I guess they are testing the water with Mendes, or again perhaps it's one time anniversary treat.
So should they decide to hire "big players" (which would be great IMO)...
Nolan is one of the rare uncompromising "blockbuster directors", he won't give in under pressure, brilliant in action scenes, very intelligent (no plot wholes, just watch Memento) and apparently fan of film-noir (his first feature is pretty good modern noir imo). Would love to see his take on double 0.
Nicolas Winding Refn is master of modern gangster film (Godfather is ancient history, Scarface and Carlito's Way are history, Pusher trilogy -- it's present time). He would probably be too raw and violent for general audience. But then again in Drive he proved capable of different atmosphere. (Drive as I see it is, beside being fun to watch, an homage to Driver and Getaway.)
David Mamet, master of heist films, could probably do a good Bond film. [If they ever do Bond-omnibus, he is the guy for cat burglary segment LOL or stealing foreign secrets or whatever].
I bet Guy Richie could do a great Bond film (he would probably have to tone down "Guy Richie element" a bit).
Guillermo del Toro is talented director, wouldn't mind at all.
James Cameron is extremely gifted in building [something]-verse. Terminator-universe, Alien-universe, Avatar-universe etc. Something bond-series would benefit from. (I doubt that even he would sort out continuity mess etc.)

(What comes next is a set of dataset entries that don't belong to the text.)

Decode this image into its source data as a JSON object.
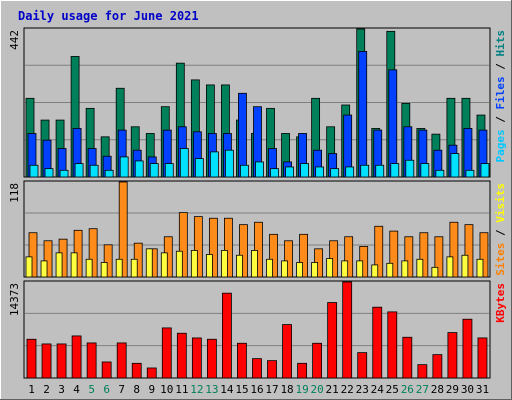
{
  "chart_data": {
    "type": "bar",
    "title": "Daily usage for June 2021",
    "days": [
      "1",
      "2",
      "3",
      "4",
      "5",
      "6",
      "7",
      "8",
      "9",
      "10",
      "11",
      "12",
      "13",
      "14",
      "15",
      "16",
      "17",
      "18",
      "19",
      "20",
      "21",
      "22",
      "23",
      "24",
      "25",
      "26",
      "27",
      "28",
      "29",
      "30",
      "31"
    ],
    "weekend_days": [
      "5",
      "6",
      "12",
      "13",
      "19",
      "20",
      "26",
      "27"
    ],
    "panels": [
      {
        "id": "hits-panel",
        "max_label": "442",
        "ymax": 442,
        "side_labels": [
          {
            "text": "Pages",
            "color": "#00c8ff"
          },
          {
            "text": "Files",
            "color": "#0040ff"
          },
          {
            "text": "Hits",
            "color": "#008080"
          }
        ],
        "series": [
          {
            "name": "Hits",
            "color": "#00805a",
            "values": [
              235,
              170,
              170,
              360,
              205,
              120,
              265,
              150,
              130,
              210,
              340,
              290,
              275,
              275,
              170,
              130,
              205,
              130,
              120,
              235,
              150,
              215,
              442,
              145,
              435,
              220,
              145,
              128,
              235,
              235,
              185
            ]
          },
          {
            "name": "Files",
            "color": "#0040ff",
            "values": [
              130,
              110,
              85,
              145,
              85,
              62,
              140,
              80,
              60,
              140,
              150,
              135,
              130,
              130,
              250,
              210,
              85,
              45,
              130,
              80,
              70,
              185,
              375,
              140,
              320,
              150,
              140,
              80,
              95,
              145,
              140
            ]
          },
          {
            "name": "Pages",
            "color": "#00e0ff",
            "values": [
              35,
              25,
              20,
              40,
              35,
              20,
              60,
              48,
              40,
              40,
              85,
              55,
              75,
              80,
              35,
              45,
              25,
              30,
              40,
              30,
              25,
              30,
              35,
              35,
              40,
              50,
              40,
              20,
              70,
              20,
              40
            ]
          }
        ]
      },
      {
        "id": "visits-panel",
        "max_label": "118",
        "ymax": 118,
        "side_labels": [
          {
            "text": "Sites",
            "color": "#ff8000"
          },
          {
            "text": "Visits",
            "color": "#ffff00"
          }
        ],
        "series": [
          {
            "name": "Visits",
            "color": "#ff8c1a",
            "values": [
              55,
              45,
              47,
              58,
              60,
              40,
              118,
              42,
              35,
              50,
              80,
              75,
              73,
              73,
              65,
              68,
              53,
              45,
              53,
              35,
              45,
              50,
              38,
              63,
              57,
              50,
              55,
              50,
              68,
              65,
              55
            ]
          },
          {
            "name": "Sites",
            "color": "#ffff40",
            "values": [
              25,
              20,
              30,
              30,
              22,
              18,
              22,
              22,
              35,
              30,
              32,
              33,
              28,
              33,
              27,
              33,
              22,
              20,
              18,
              18,
              23,
              20,
              20,
              15,
              17,
              20,
              22,
              12,
              25,
              27,
              22
            ]
          }
        ]
      },
      {
        "id": "kbytes-panel",
        "max_label": "14373",
        "ymax": 14373,
        "side_labels": [
          {
            "text": "KBytes",
            "color": "#ff0000"
          }
        ],
        "series": [
          {
            "name": "KBytes",
            "color": "#ff0000",
            "values": [
              5800,
              5100,
              5100,
              6300,
              5250,
              2400,
              5250,
              2200,
              1500,
              7500,
              6700,
              6000,
              5800,
              12700,
              5200,
              2900,
              2600,
              8000,
              2200,
              5200,
              11300,
              14373,
              3800,
              10600,
              9900,
              6100,
              2000,
              3500,
              6800,
              8800,
              6000
            ]
          }
        ]
      }
    ]
  }
}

If I would be EON CEO I would offer the gig to Michael Bay. A hunch, mixed with impression of "The Island". Plus his seduction scenes would be "killers", something Bond misses these days.
Quentin Tarantino would nail it down no doubt, and he is a fan. However, there is the reason No1 above that makes it pretty much impossible.
Steven Soderbergh's Ocean films reminded me a lot on how modern Bond films should look n' feel, and he would definitely do a brilliant job IMO.
Tony Scott could probably do more then decent Bond film.